Honorary degrees awarded at Encaenia | University of Oxford
Honorands
This year's honorands at Encaenia

John Cairns

Honorary degrees awarded at Encaenia

Honorary degrees were conferred on six distinguished figures at the annual Encaenia ceremony on 24 June 2015.

 

Doctor of Letters, honoris causa

Professor Sir Richard Evans is Regius Professor of History emeritus and President of Wolfson College, Cambridge. He is best known for his work on the modern history of Germany and his three-volume history of the Third Reich, published between 2003 and 2008, has become an international best-seller. He was the principal expert witness for the defence in the unsuccessful libel action brought by David Irving against Deborah Lipstadt and Penguin Books over allegations of Holocaust denial. Since 2000 he has served on the UK Spoliation Advisory Panel, adjudicating on claims from those who during the Nazi era were deprived of cultural objects now held in UK national collections.

Dame Hilary Mantel is a novelist, the author of fourteen books, including A Place of Greater Safety and Beyond Black. She is the first female novelist to be awarded the Man Booker Prize twice, which she won for her two most recent novels, Wolf Hall and Bring Up The Bodies, which relate the career of Thomas Cromwell, a blacksmith’s son who becomes Henry VIII’s most powerful minister. The Thomas Cromwell novels have been adapted for the theatre by the Royal Shakespeare Company and for television by the BBC. She is currently working on the final novel of the Cromwell trilogy, The Mirror And The Light. In 2014 she published a book of short stories, The Assassination of Margaret Thatcher. Speaking after the ceremony Dame Hilary said of Oxford: ‘The research process, the scholarly process, is just as fascinating as the writing and everything that follows - I would do it for the love of it and I think in this atmosphere you feel that that sentiment is valued.’ Of the honorary degree she remarked: ‘It really does make you reflect ‘Oh I had a bit of luck in life!’

Professor Ruth Simmons was the President of Brown University from 2001 to 2012, and continues there as Professor of Comparative Literature and Africana Studies. Under her leadership, increased financial support and resources were made available to students at Brown, facilities were improved, a commitment to shared governance was renewed, and an emphasis was placed on diversity. Before moving to Brown she was President of Smith College, the largest women's college in the United States, where she launched a number of important initiatives, including the first engineering programme at a US women's college. Professor Simmons said ceremonies such as Encaenia offered the chance to celebrate the importance of universities and scholarship: 'In a world where university values are sometimes undermined and not always respected we like to celebrate people who understand the importance of universities and what universities mean to society.’

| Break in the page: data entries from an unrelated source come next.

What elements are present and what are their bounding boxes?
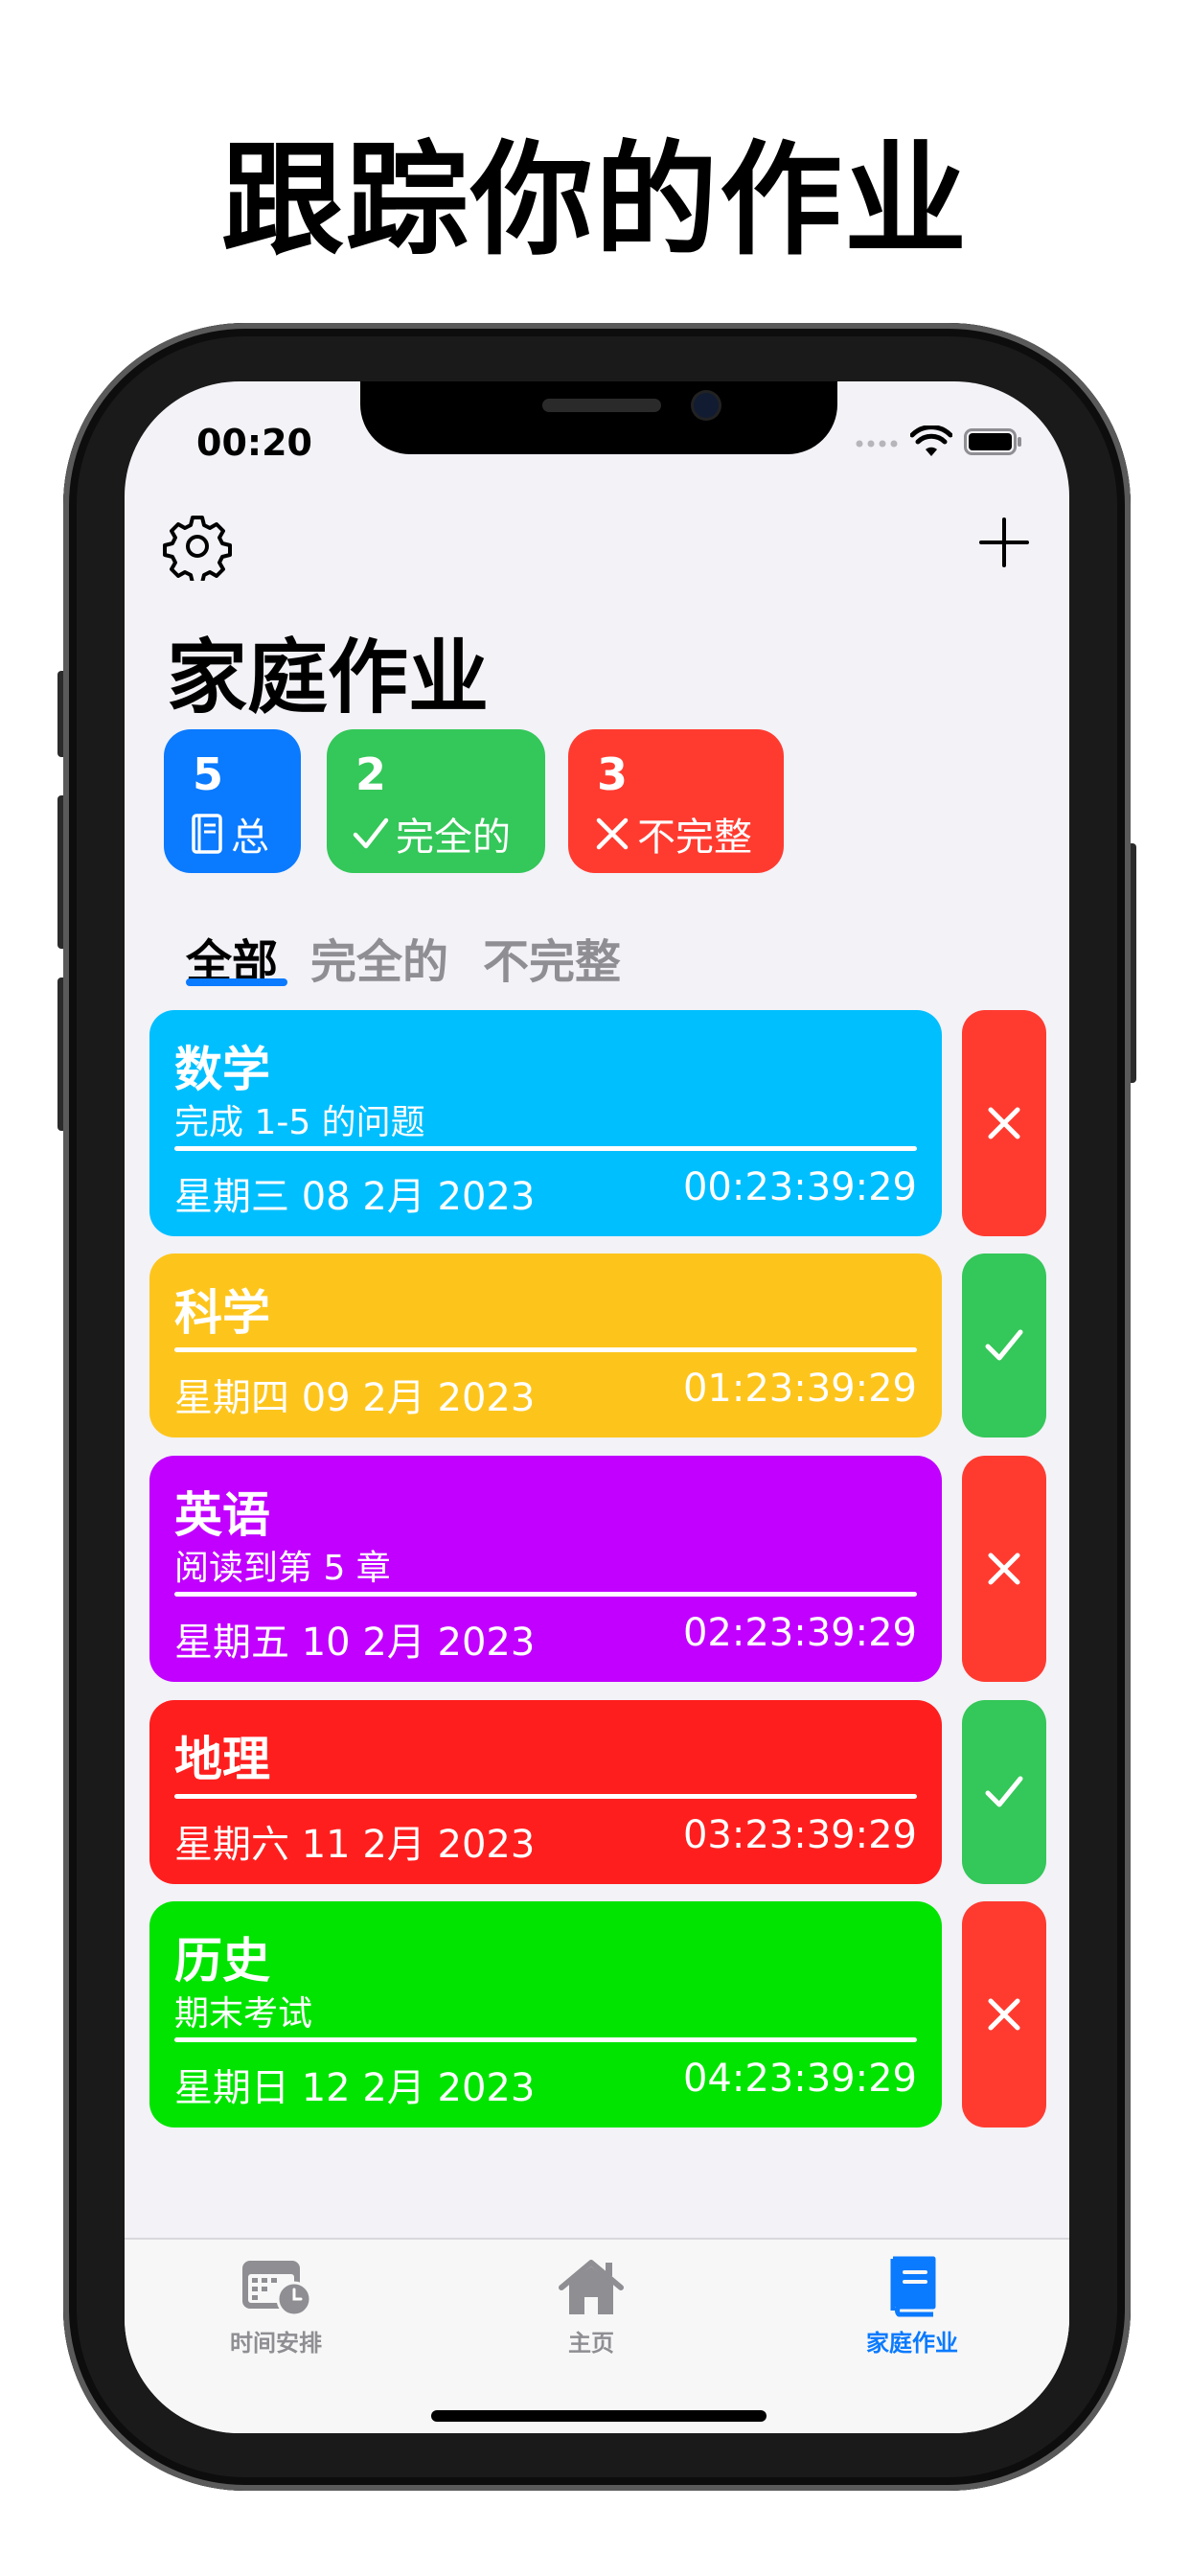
assignment-countdown: 00:23:39:29 <box>682 1165 917 1209</box>
add-assignment-button[interactable] <box>977 516 1031 573</box>
assignment-date: 星期六 11 2月 2023 <box>174 1823 536 1867</box>
book-icon <box>890 2256 936 2317</box>
tab-bar-label: 主页 <box>568 2330 614 2357</box>
assignment-countdown: 01:23:39:29 <box>682 1367 917 1411</box>
mark-complete-button[interactable] <box>962 1254 1046 1438</box>
house-icon <box>559 2260 624 2314</box>
tab-incomplete[interactable]: 不完整 <box>483 924 621 991</box>
xmark-icon <box>988 1998 1020 2031</box>
assignment-card[interactable]: 地理 星期六 11 2月 2023 03:23:39:29 <box>149 1700 942 1884</box>
stat-complete[interactable]: 2 完全的 <box>327 729 545 873</box>
assignment-description: 阅读到第 5 章 <box>174 1549 391 1588</box>
assignment-card[interactable]: 科学 星期四 09 2月 2023 01:23:39:29 <box>149 1254 942 1438</box>
assignment-description: 期末考试 <box>174 1994 313 2034</box>
mark-incomplete-button[interactable] <box>962 1456 1046 1682</box>
assignment-description: 完成 1-5 的问题 <box>174 1103 425 1142</box>
checkmark-icon <box>985 1776 1023 1807</box>
assignment-subject: 历史 <box>174 1933 270 1989</box>
tab-bar: 时间安排 主页 家庭作业 <box>125 2238 1069 2433</box>
mark-complete-button[interactable] <box>962 1700 1046 1884</box>
gear-icon <box>163 516 232 585</box>
assignment-countdown: 03:23:39:29 <box>682 1813 917 1857</box>
checkmark-icon <box>353 817 389 849</box>
card-divider <box>174 1347 917 1352</box>
assignment-date: 星期三 08 2月 2023 <box>174 1175 536 1219</box>
xmark-icon <box>988 1552 1020 1585</box>
settings-button[interactable] <box>163 512 232 585</box>
stat-incomplete[interactable]: 3 不完整 <box>568 729 784 873</box>
xmark-icon <box>988 1107 1020 1139</box>
camera <box>694 393 719 418</box>
notch <box>360 381 837 454</box>
stat-total[interactable]: 5 总 <box>164 729 301 873</box>
card-divider <box>174 2037 917 2042</box>
home-indicator <box>431 2410 767 2422</box>
assignment-card[interactable]: 历史 期末考试 星期日 12 2月 2023 04:23:39:29 <box>149 1901 942 2128</box>
speaker <box>542 399 661 412</box>
tab-bar-label: 家庭作业 <box>866 2330 958 2357</box>
notebook-icon <box>192 814 222 854</box>
card-divider <box>174 1146 917 1151</box>
tab-bar-label: 时间安排 <box>230 2330 322 2357</box>
assignment-date: 星期日 12 2月 2023 <box>174 2066 536 2110</box>
cellular-signal-icon <box>856 440 898 448</box>
tab-bar-homework[interactable]: 家庭作业 <box>816 2253 1008 2358</box>
page-title: 家庭作业 <box>167 631 490 724</box>
assignment-subject: 数学 <box>174 1042 270 1097</box>
stat-incomplete-count: 3 <box>597 748 629 800</box>
stat-total-count: 5 <box>193 748 224 800</box>
xmark-icon <box>596 817 629 850</box>
stat-incomplete-label: 不完整 <box>637 816 752 860</box>
status-indicators <box>855 426 1023 458</box>
tab-bar-home[interactable]: 主页 <box>495 2253 687 2358</box>
stat-complete-label: 完全的 <box>396 816 511 860</box>
card-divider <box>174 1794 917 1799</box>
mark-incomplete-button[interactable] <box>962 1901 1046 2128</box>
assignment-subject: 地理 <box>174 1732 270 1787</box>
mark-incomplete-button[interactable] <box>962 1010 1046 1236</box>
tab-bar-schedule[interactable]: 时间安排 <box>180 2253 372 2358</box>
stat-total-label: 总 <box>231 816 269 860</box>
plus-icon <box>979 518 1029 567</box>
assignment-countdown: 02:23:39:29 <box>682 1611 917 1655</box>
assignment-subject: 英语 <box>174 1487 270 1543</box>
checkmark-icon <box>985 1329 1023 1361</box>
battery-icon <box>964 428 1021 455</box>
assignment-card[interactable]: 数学 完成 1-5 的问题 星期三 08 2月 2023 00:23:39:29 <box>149 1010 942 1236</box>
assignment-countdown: 04:23:39:29 <box>682 2057 917 2101</box>
assignment-date: 星期四 09 2月 2023 <box>174 1376 536 1420</box>
marketing-headline: 跟踪你的作业 <box>220 129 969 272</box>
assignment-subject: 科学 <box>174 1285 270 1341</box>
assignment-card[interactable]: 英语 阅读到第 5 章 星期五 10 2月 2023 02:23:39:29 <box>149 1456 942 1682</box>
stat-complete-count: 2 <box>355 748 387 800</box>
wifi-icon <box>910 426 952 456</box>
calendar-clock-icon <box>242 2261 311 2316</box>
tab-complete[interactable]: 完全的 <box>310 924 448 991</box>
assignment-date: 星期五 10 2月 2023 <box>174 1621 536 1665</box>
tab-selected-indicator <box>186 978 287 986</box>
card-divider <box>174 1592 917 1597</box>
app-screen: 00:20 家庭作业 5 总 2 完全的 3 不完整 全部 完全的 不完整 数学… <box>125 381 1069 2433</box>
status-time: 00:20 <box>196 422 312 464</box>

Doctor of Science, honoris causa

Professor Wallace Broecker has spent his career at Columbia University, latterly as Newberry Professor of Geology. He is also a scientist at Columbia's Lamont-Doherty Earth Observatory. His main research interest lies in defining the ocean's role in climate change. He was a pioneer in the use of radiocarbon and uranium series dating for mapping the Earth's past climate fluctuations, and was the first to recognise the role of the Ocean Conveyor Belt, which he named. The author or co-author of over 500 journal articles and 14 books, his text book Tracers in the Sea (1982), co-authored with Tsung-Hung Peng, influenced a generation of oceanographers and climate scientists. Professor Broecker received his honorary degree this year after being unable to attend the 2014 ceremony.

Professor Dame Ann Dowling was the University of Cambridge’s first female Professor of Mechanical Engineering and the first woman to head the Department of Engineering at that institution. Her research focuses on efficient, low emission combustion for aero and industrial gas turbines and low noise vehicles, especially aircraft and cars. Her publications range from problem-defining fundamental papers to descriptions of the technology behind successful practical applications. She has led major research collaborations into some of the big issues facing modern societies, such as the Energy Efficient Cities initiative and the Silent Aircraft Initiative. In 2014 she was appointed President of the Royal Academy of Engineering, the first woman to hold that post.

Professor Sir Magdi Yacoub is Professor of Cardiothoracic Surgery at the National Heart and Lung Institute, Imperial College London and Founder and Director of Research at the Harefield Heart Science Centre (Magdi Yacoub Institute), where he oversees over 60 scientists and students working in tissue engineering, myocardial regeneration, stem cell biology, end stage heart failure and transplant immunology. He established the largest heart and lung transplantation programme in the world, which has seen more than 2,500 transplant operations, and has pioneered novel surgical procedures for the treatment of many complex congenital heart conditions. He is also founder and president of the Chain of Hope charity, which treats children with cardiac conditions in war-torn and developing countries and sets up training and research programmes in local cardiac units.

Ms Jessye Norman, the soprano, concert and opera singer, was regrettably unable to attend Encaenia this year. It is anticipated that the honorary doctorate in music will now be conferred on her at Encaenia 2016.